Scope and Content Note

This series reveals a part of the State's effort to control water pollution. It contains memoranda, correspondence, transcripts of public hearings, maps, letters from citizens complaining of polluted lakes or streams, and the documentation from investigations and, usually, litigation against the accused polluters.

Over time, three separate government organizations performed this function, and records from all three may be found within the series. The Department of Health's Division of Environmental Health Studies generated most of the files, but files from the organization's predecessor, the Bureau of Environmental Sanitation, and successor, Division of Water, an agency within the Department of Environmental Conservation, can be found.

In the first part of the series, the Subject Files contain information on specific polluted waters, studies on the causes of water pollution, and status reports on sewerage systems. The series also contains transcripts from the 1966 Water Resources Commission and Department of Health hearings held in municipalities around the state concerning groundwater regulations and possible amendments to them. The index file details how the office files were maintained and may provide evidence about other aspects of the office not documented here.

Maps: The few maps found in the series are all photocopies (with the exception of one blueprint copy) and are entirely illustrative in nature. Almost all of them are simple printed outline maps of New York State, often with counties designated, that are annotated to show the state drainage basins. The bulk of the maps measure 22 x 28 cm; the largest map is 60 x 90 cm. The same kind of map appears consistently, sometimes with hand colored annotations and at other times simply as straight photocopies.
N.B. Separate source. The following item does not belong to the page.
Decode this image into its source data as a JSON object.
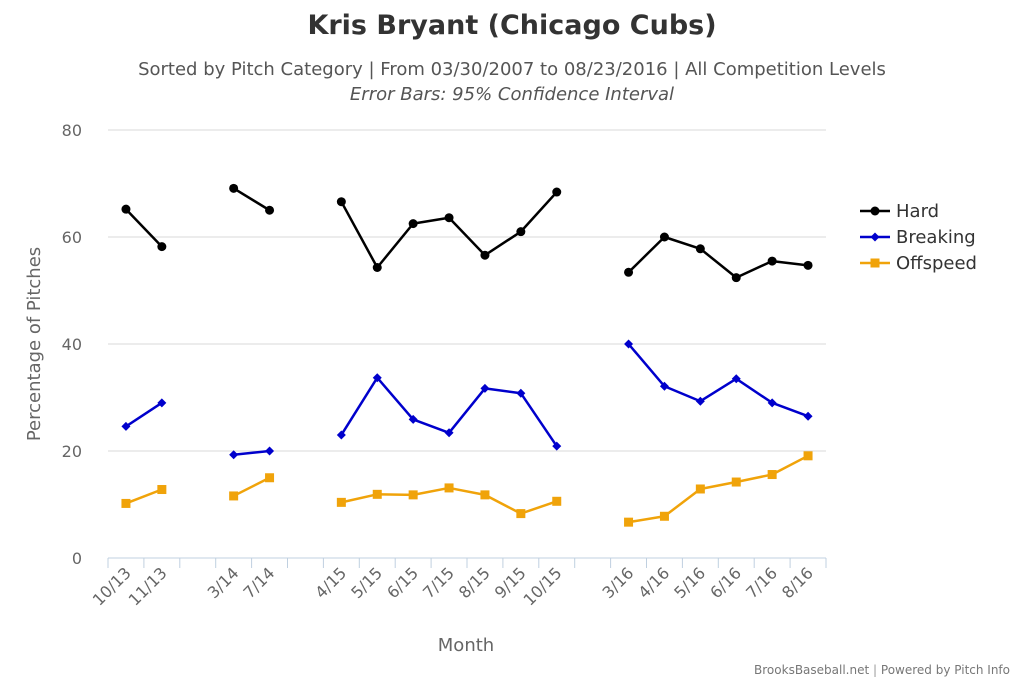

The maps were apparently produced as part of the Department of Health's Water Pollution Control Program, and many are preceded by sheets referring to a "table" entitled "Drainage Basins of New York State (after the Office of Water Data Coordination, 1966)". The maps show: drainage basins in New York State, sometimes including names of major rivers, boundaries of the major drainage basins, and designated drainage basin area numbers; the counties of the state annotated with D.E.C. region numbers (1-9); the faulted area of New York State; potential disposal well areas in the U.S. (for deep well waste injection systems); and regional areas of interstate drainage basins, including the New England Compact Area, Chesapeake Bay Drainage Basin, and the Susquehanna River Basin.